CHICKASAW COUNTY, Miss. (WCBI) – There have been several tractor involved accidents on area roads in the last month.

The most recent, took the life of a man who rear-ended a farm tractor on 45 Alternate on Monday.

Planting season is in full-swing, which means you’ve been seeing more tractors sharing the road lately.

Tractors are wide and slow-moving, but they have a right to the roadway just like any other vehicle.

“We’re out here working. If you’ve got an 8 to 5 job that you have to be to at 8 o’clock and get off at 5, well, guess what? We’re out here from daylight until dark. All we’re doing is trying to feed our family and the rest of the nation,” says farmer, Dustin Dendy.

Dendy hops in his tractor and drives down the road three to four times a day.

He may drive a half a mile or 15 to 20 miles to work his 2,000 acres of farmland.

“We try to watch the traffic coming at us and coming up behind us. When we move tractors down the road, we try to have an escort, but that’s not always possible. They have flashers on them. They have SMV signs on them, and other people have to watch us as close, as we watch them.”

But, Dendy says the problem is drivers aren’t doing that.

“I get passed going up hills all of the time. There will be three to four people behind you at one time and the last car will try to come around everybody at one time.”

And this is what being frustrated that you’re stuck behind a tractor, going too fast, or not paying attention can lead to.

Dendy says tractors can only run about 25 to 30 mph and a car going 60 mph is going to catch up to them fast.

Chickasaw County Sheriff James Meyers says if you take your eyes off the road for just a second, you could drive up on something like a tractor going slow.

“It’s either one of two things.

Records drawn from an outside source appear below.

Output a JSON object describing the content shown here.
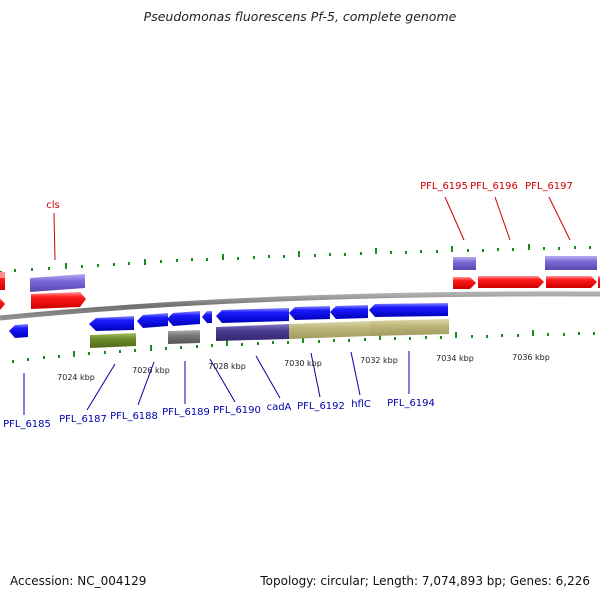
{
  "title": "Pseudomonas fluorescens Pf-5, complete genome",
  "footer": {
    "accession": "Accession: NC_004129",
    "summary": "Topology: circular; Length: 7,074,893 bp; Genes: 6,226"
  },
  "colors": {
    "backbone": "#808080",
    "forward_cds": "#ff0000",
    "reverse_cds": "#0000ff",
    "forward_label": "#cc0000",
    "reverse_label": "#0000aa",
    "tick": "#1a8a1a"
  },
  "scale_labels": [
    "7024 kbp",
    "7026 kbp",
    "7028 kbp",
    "7030 kbp",
    "7032 kbp",
    "7034 kbp",
    "7036 kbp"
  ],
  "gene_labels": {
    "forward": [
      "cls",
      "PFL_6195",
      "PFL_6196",
      "PFL_6197"
    ],
    "reverse": [
      "PFL_6185",
      "PFL_6187",
      "PFL_6188",
      "PFL_6189",
      "PFL_6190",
      "cadA",
      "PFL_6192",
      "hflC",
      "PFL_6194"
    ]
  }
}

It’s either inattention or just driving too fast and coming up on a slow-moving vehicle too fast and you know, we try to encourage everybody and we do this a lot in high-schools now, and when we talk to civic groups, cell phones.”

Meyers says Chickasaw County is a rural community and farming is part of the landscape.

He says drivers need to be patient and very careful when they see tractors or other heavy equipment.

“People just need to be aware of that. I mean, you’re liable to see a tractor any time during the day. Of course, tractors are real prevalent right now, planting season is going on. We had such a wet spring, it pushed farmers back, so now they’re really working and it could possibly be seven days a week.”

Farmers and law enforcement say it’s important to look for the tractor’s flashers and watch their blinkers when you see one driving down the road.